Gelungenes Philosophentum  ist demnach die  Reflexion und Darbringung innerer Überzeugung und in Folge die gelebte Anschauung, die einen im Kern der Person angelegten Wahrheitsauftrag zur Entfaltung bringen soll.
Diese Zentriertheit und Priorität  der inneren Erfasstheit  taucht in der mystischen Tradition immer wieder auf, spiegelt sich auch einst  in den Versen des Angelus Silesius wieder:
“Freund es ist auch genug. Im Fall du mehr willst lesen. So geh und werde selbst die Schrift und selbst das Wesen.” 
Mit diesem Wort ist gemeint, daß zuletzt nur das eigene Innere in aktuale Verbindung mit dem Ziel (als Erfüllung des Daseins zum Sein an sich) treten kann und ein Geschriebenes -solange  es ein äußerlich angetragenes ist- dies nie ersetzt .

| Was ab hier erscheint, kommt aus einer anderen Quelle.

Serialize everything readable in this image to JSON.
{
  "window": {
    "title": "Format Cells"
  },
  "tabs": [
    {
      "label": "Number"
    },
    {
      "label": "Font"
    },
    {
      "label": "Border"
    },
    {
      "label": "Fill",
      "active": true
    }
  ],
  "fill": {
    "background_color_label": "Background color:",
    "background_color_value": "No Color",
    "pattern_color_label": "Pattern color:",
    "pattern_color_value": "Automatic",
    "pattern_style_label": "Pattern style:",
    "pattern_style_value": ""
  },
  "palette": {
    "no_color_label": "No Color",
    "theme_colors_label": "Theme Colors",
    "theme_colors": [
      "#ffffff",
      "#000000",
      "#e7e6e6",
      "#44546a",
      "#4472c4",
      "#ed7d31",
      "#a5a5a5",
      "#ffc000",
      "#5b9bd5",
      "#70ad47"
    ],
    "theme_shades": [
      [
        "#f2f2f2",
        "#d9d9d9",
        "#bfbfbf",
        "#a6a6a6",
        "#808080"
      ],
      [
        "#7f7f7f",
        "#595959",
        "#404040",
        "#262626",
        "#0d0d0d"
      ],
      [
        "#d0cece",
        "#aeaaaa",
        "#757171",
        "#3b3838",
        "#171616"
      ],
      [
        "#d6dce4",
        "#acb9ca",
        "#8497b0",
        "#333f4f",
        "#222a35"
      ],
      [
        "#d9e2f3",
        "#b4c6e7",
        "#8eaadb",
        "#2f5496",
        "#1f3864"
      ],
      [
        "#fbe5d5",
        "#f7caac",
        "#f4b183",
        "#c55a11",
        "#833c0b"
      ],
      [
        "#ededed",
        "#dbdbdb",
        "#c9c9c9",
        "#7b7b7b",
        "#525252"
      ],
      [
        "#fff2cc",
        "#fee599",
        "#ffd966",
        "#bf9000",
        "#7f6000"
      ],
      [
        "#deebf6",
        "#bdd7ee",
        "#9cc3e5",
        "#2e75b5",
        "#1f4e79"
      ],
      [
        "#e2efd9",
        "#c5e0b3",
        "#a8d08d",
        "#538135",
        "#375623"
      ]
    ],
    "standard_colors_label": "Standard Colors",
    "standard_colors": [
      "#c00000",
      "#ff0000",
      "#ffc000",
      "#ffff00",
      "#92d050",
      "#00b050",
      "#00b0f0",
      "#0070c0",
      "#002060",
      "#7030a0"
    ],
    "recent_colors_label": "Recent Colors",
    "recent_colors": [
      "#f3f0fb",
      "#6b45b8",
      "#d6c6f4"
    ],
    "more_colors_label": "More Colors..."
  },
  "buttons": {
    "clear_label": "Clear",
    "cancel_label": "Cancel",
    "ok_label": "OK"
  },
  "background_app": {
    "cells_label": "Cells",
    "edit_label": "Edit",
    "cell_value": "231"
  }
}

 Der Versuch der Scholastik hingegen, alle Kenntnis  als Propädeutik zur theologischen Einsicht zu begreifen, da alles Denken zuletzt auf die rechte Einsicht in Gott führe, könnte zwar ebenso  in diesem Zusammenhang verstanden sein, jedoch beugt die Scholastik   gleichsam naturwidrig  alles Denken  zu Inhalten,  die in ihrem Offenbarungscharakter schon mißverständlich kolportiert waren und vor allem: Sie stellt den Glauben über das Erkennen, proklamiert  einen Lebenstil der Devotion, nicht der Erfragung, also   nicht der spirituellen Souveränität des Wissenden in seiner Erkenntnis der Teilhabe und prinzipiellen Univozität zum wissenden Prinzip.  Hier kommt es zu einer unnatürlichen Spaltung  zwischen dem Telos einer fortwährenden Durchdringung und einer dann eigentlich nicht mehr so zu nennenden Spiritualität. Daher kann Edouard Schure treffend sagen:” Die hellenische Zivilisation hat den Krieg zwischen den Priestern und den Philosphen nicht geklannt, der eine so große Rolle spielt in der unseren seit der Zerstörung des christlichen Esoterismus  im zweiten Jahrhundert unserer Ära.
 Und Arthur Schopenhauer daher zurecht: “Zum Glauben ist man kein Philosoph.” und zu dieser Form der Religion : “Die Religion wird durch fortschreitende Verstandesbildung zurückgedrängt, wird abstrakter, und da ihr Wesen Bildlichkeit ist, muß sie, sobald ein gewisser Grad von Verstandesbildung allgemein worden, ganz fallen.”
Oder nochmals  Edouard Schure:Wenn die Religion nur bestehen kann, indem sie das Suchen nach Wahrheit unterdrückt, ist sie nichts als eine verhängnisvolle Tyrannei.”